In case you were wondering, I am 100% serious about the I Quit Club. For real. Quitting can change your life.
Quitting is tough though. Not the act itself, which is as easy as falling off a bike (and a lot more fun) but getting your head around the idea that it’s okay to quit.
I was brought up to think quitting was bad. Grown-ups told me that “winners never quit and quitters never win”.

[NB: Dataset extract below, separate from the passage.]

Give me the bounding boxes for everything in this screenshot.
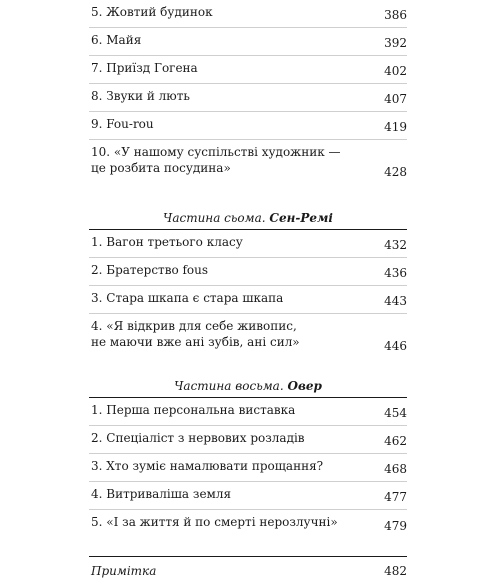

It never occurred to me to ask: “win what?” so I carried on not-quitting like a good girl, right up to my second year of university.
To put this in context, I’d wanted to be a doctor since I was 12. My big crush was Noah Wyle in ER and a steady diet of white-coat heroics convinced me medicine was my calling.
It was a logical choice: secure, predictable, good money, and above all respectable. Off I waltzed to uni: confident, determined and oblivious to the implications of the fact that I hated physics, struggled with chemistry, shrank from biology, and shuddered at maths. I also studiously suppressed my love of English and writing.
Looking back, I am half-amused and half-horrified at how dumb a bright girl can be (“Was anyone ever so young?” Joan Didion sighed). Nothing got through until my second year when I hit term two of physics. Most stuff I can bluff through but physics stopped me cold. You can’t bullshit an equation. Lectures were torturous and the coursework reduced me to tears.
The idea forced itself into my head, unbidden: “why don’t you quit?” Oh god. That was not in my plan. Quelle drama. I freaked out. Bored my poor friends witless with my teacup tempest. In the States, physics is a pre-med requirement so quitting the class meant the end of my doctor dream. Oh my god. I had my WHOLE LIFE mapped out. Quitting would fuck everything up. But I still couldn’t do physics. So I quit.
The minute I made the decision my anxiety and guilt vanished in a rush of relief. I didn’t have the right answers, but I had definitively eliminated a wrong one. It felt amazing.
What I didn’t appreciate until much later was that you can’t have everything at once. You can’t reach out for something new, or receive a gift, if you’re hanging on to your baggage with both hands.